2) kolom preparatif: umumnya bergaris tengah 6 mm atau lebih besar dan
panjang 25-100 cm. Kolom hampir selalu terbuat dari baja nirkarat. Kolom
biasanya dipakai pada suhu kamar, tetapi suhu yang lebih tinggi dapat juga
dipakai, terutama dalam kromatografi pertukaran ion dan eksklusi
(Gandjar dan Rohman, 2007).
e. Detektor
Detektor diperlukan untuk mengindera adanya komponen cuplikan di
dalam efluen kolom dan mengukur jumlahnya. Detektor yang baik sangat peka,
tidak banyak berderau, rentang tanggapan liniernya lebar, dan menanggapi semua
jenis senyawa. Kita menginginkan pula detektor yang kurang peka terhadap
perubahan aliran dan suhu, tetapi hal itu selalu tidak terpenuhi. Detektor pada
KCKT dikelompokkan menjadi dua golongan yaitu :
1) Detektor universal yaitu detektor yang mampu mendeteksi zat secara
umum, tidak bersifat spesifik, dan tidak bersifat selektif seperti detektor
indeks bias dan spektrofotometri massa.
2) Detektor yang spesifik yang hanya akan mendeteksi analit secara spesifik
dan selektif, seperti detektor UV-Vis, detektor fluoresensi, dan
elektrokimia (Johnson, 1991; Rohman, 2007).

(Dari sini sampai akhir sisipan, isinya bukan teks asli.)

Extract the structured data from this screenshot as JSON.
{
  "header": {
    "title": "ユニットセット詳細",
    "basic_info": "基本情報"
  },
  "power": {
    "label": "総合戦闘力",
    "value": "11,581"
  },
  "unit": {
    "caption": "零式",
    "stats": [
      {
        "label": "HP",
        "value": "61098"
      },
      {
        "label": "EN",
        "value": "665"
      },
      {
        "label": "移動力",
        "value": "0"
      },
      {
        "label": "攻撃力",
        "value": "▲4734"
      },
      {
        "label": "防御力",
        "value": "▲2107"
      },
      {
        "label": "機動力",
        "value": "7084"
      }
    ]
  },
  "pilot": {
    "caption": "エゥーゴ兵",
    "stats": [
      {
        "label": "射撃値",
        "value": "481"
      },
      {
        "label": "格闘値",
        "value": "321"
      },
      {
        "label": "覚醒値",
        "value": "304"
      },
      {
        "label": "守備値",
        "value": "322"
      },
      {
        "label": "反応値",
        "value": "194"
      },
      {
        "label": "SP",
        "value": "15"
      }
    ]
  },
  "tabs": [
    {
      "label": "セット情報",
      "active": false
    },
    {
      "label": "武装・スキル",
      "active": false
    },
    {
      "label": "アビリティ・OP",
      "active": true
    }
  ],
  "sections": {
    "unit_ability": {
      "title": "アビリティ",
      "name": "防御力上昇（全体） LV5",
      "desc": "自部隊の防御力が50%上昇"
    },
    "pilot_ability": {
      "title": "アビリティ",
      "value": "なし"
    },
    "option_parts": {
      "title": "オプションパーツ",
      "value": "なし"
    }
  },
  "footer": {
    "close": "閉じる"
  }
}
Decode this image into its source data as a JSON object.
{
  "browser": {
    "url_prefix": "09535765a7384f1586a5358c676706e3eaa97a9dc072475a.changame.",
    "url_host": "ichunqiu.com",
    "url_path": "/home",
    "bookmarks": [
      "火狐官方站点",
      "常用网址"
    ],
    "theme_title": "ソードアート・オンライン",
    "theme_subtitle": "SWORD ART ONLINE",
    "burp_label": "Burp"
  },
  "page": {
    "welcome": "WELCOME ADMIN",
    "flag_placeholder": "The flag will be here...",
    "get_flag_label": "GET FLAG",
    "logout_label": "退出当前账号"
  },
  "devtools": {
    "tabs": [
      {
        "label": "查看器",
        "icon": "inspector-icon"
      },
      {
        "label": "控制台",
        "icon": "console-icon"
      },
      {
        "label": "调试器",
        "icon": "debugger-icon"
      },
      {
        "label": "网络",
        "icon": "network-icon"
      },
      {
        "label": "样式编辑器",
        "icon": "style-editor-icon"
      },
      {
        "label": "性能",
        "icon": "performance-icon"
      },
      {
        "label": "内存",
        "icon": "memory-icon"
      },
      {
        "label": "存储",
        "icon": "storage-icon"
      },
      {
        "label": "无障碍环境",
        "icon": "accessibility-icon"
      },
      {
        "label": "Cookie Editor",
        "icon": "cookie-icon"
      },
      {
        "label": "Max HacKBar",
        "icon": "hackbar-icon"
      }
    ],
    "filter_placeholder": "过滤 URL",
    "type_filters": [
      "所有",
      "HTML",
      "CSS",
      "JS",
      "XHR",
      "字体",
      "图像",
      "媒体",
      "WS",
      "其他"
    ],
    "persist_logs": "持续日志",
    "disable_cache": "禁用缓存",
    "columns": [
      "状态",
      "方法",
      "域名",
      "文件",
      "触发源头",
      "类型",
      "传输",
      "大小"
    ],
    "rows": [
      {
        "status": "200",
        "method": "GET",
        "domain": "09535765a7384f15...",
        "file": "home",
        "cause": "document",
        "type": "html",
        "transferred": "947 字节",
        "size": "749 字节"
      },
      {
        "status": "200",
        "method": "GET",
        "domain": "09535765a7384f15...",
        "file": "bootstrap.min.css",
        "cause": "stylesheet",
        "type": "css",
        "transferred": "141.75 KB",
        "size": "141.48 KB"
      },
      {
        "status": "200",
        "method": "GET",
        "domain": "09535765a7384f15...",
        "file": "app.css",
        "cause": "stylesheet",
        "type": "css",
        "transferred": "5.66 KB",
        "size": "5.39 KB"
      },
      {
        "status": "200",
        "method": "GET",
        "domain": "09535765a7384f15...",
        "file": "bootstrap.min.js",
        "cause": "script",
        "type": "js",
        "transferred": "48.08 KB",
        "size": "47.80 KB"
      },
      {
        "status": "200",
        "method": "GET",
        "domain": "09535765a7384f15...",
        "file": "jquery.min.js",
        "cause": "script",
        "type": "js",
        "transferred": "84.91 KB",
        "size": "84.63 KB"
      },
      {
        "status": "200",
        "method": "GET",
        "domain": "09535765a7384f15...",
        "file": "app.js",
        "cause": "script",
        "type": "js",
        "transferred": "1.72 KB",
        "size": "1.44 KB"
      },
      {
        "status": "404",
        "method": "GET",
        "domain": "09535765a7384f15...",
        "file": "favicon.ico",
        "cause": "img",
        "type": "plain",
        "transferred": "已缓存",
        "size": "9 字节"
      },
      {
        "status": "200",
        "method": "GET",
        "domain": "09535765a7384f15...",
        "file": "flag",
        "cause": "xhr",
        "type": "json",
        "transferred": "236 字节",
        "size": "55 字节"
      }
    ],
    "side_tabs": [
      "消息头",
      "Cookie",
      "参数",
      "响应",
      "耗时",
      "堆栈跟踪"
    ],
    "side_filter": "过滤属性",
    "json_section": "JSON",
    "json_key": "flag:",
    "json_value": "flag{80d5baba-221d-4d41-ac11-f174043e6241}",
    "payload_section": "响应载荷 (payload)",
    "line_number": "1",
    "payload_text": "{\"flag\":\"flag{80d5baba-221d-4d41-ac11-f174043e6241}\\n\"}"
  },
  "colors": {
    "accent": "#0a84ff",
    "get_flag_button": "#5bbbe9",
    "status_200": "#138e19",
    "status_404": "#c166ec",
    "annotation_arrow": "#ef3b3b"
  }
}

f. Komputer, Integrator, atau Rekorder
Alat pengumpul data seperti komputer, integrator , atau recorder,
dihubungkan dengan detektor. Alat ini akan mengukur sinyal elektronik yang
dihasilkan oleh detektor lalu memplotkannya sebagai suatu kromatogram yang
selanjutnya dapat dievaluasi olehs seorang analis (Gandjar dan Rohman, 2007).